Sofia a malencontreusement abîmé la voiture de son patron et va devoir céder au chantage de l'agent de sécurité

Hétéro

Morgane était avocate. Elle menait une vie ordonnée, chaque seconde était organisée, ne laissant aucune place à la fantaisie de l’imprévu. Tout en elle respirait la dureté et le contrôle de soi : de son tailleur coupé à la perfection, s’arrêtant juste au-dessus du genou, dévoilant de longues jambes graciles terminées par des élégants escarpins, à ses cheveux de jai, emprisonnés par un chignon strict et la paire de lunettes qui lui donnait un air sévère et sexy.

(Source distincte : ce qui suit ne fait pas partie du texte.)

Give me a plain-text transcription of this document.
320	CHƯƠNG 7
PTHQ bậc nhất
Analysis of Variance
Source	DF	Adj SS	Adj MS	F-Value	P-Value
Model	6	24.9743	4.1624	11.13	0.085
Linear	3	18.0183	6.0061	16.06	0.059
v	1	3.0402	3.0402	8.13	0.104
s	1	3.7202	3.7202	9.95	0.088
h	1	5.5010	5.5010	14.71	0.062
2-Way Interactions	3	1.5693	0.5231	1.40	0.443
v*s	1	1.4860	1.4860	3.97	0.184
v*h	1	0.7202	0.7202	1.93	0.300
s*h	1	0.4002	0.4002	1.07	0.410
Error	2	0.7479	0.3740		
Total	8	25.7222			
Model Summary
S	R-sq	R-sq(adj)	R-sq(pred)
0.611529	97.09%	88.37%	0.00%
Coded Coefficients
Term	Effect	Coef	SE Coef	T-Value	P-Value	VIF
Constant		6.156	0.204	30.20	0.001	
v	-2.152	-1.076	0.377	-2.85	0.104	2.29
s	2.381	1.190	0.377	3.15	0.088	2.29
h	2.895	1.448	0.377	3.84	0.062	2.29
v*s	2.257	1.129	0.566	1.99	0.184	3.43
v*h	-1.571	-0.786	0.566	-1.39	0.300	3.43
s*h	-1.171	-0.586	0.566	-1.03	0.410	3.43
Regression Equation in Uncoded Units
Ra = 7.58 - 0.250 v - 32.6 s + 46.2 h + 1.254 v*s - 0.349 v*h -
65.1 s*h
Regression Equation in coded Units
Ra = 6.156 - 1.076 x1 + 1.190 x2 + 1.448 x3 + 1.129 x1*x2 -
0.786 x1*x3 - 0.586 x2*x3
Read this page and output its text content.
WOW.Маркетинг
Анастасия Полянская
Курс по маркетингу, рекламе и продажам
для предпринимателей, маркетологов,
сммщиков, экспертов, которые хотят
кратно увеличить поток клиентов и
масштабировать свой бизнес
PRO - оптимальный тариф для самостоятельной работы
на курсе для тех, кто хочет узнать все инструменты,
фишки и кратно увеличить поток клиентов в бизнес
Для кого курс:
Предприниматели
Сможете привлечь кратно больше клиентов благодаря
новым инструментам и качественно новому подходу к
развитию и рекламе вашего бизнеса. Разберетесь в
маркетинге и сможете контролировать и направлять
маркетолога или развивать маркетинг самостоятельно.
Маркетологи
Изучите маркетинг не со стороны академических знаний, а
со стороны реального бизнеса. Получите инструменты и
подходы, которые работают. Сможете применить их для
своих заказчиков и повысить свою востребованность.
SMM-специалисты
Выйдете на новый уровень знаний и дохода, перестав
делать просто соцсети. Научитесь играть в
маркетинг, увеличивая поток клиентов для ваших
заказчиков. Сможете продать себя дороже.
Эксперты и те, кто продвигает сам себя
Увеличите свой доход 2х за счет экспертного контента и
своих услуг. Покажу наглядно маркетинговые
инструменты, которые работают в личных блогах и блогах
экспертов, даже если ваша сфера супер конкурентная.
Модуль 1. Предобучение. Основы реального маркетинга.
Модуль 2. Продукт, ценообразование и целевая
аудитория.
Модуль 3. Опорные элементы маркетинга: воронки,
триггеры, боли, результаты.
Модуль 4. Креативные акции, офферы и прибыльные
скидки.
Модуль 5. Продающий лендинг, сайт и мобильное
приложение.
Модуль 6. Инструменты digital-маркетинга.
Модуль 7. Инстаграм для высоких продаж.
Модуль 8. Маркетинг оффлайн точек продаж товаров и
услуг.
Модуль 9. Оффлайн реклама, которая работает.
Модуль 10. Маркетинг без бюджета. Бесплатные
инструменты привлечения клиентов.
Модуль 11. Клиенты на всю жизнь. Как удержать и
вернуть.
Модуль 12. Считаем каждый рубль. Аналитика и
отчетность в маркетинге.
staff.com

Tous les soirs quand elle sortait du bureau, elle croisait le regard de l’agent de sécurité qui surveillait le parking et y lisait un tel désir qu’elle en avait des frissons dans tout le corps. Mais mis à part quelques politesses d’usage, elle n’osait jamais lui adresser la parole. Il était grand, imposant, des cheveux bruns et un regard sombre si envoûtant. Il dégageait une aura obscure, presque bestiale.


Elle n’avait pas le temps pour ces choses-là. Elle avait une vie toute tracée : un mari aimant, des amis géniaux, un boulot passionnant... Pas de place pour les fantasmes.


Ce soir-là, elle était presque la dernière à sortir du bureau, retenue par un dossier compliqué qui lui avait pris plusieurs temps que prévu. Elle descendit prendre sa voiture pour rentrer chez elle. Il faisait déjà nuit et les éclairages du parking n’étaient pas de toute jeunesse.


Pas très rassurée, elle jeta un coup d’œil au poste de surveillance, mais n’y vit aucun signe de l’agent de sécurité. Il était peut-être en pause. Une fois en sécurité dans son véhicule, elle prit son téléphone pour prévenir son mari qu’elle sortait seulement. Elle enclencha la marche arrière au moment où il décrocha.


— Chéri c’est moi, je sors seulement là... merde !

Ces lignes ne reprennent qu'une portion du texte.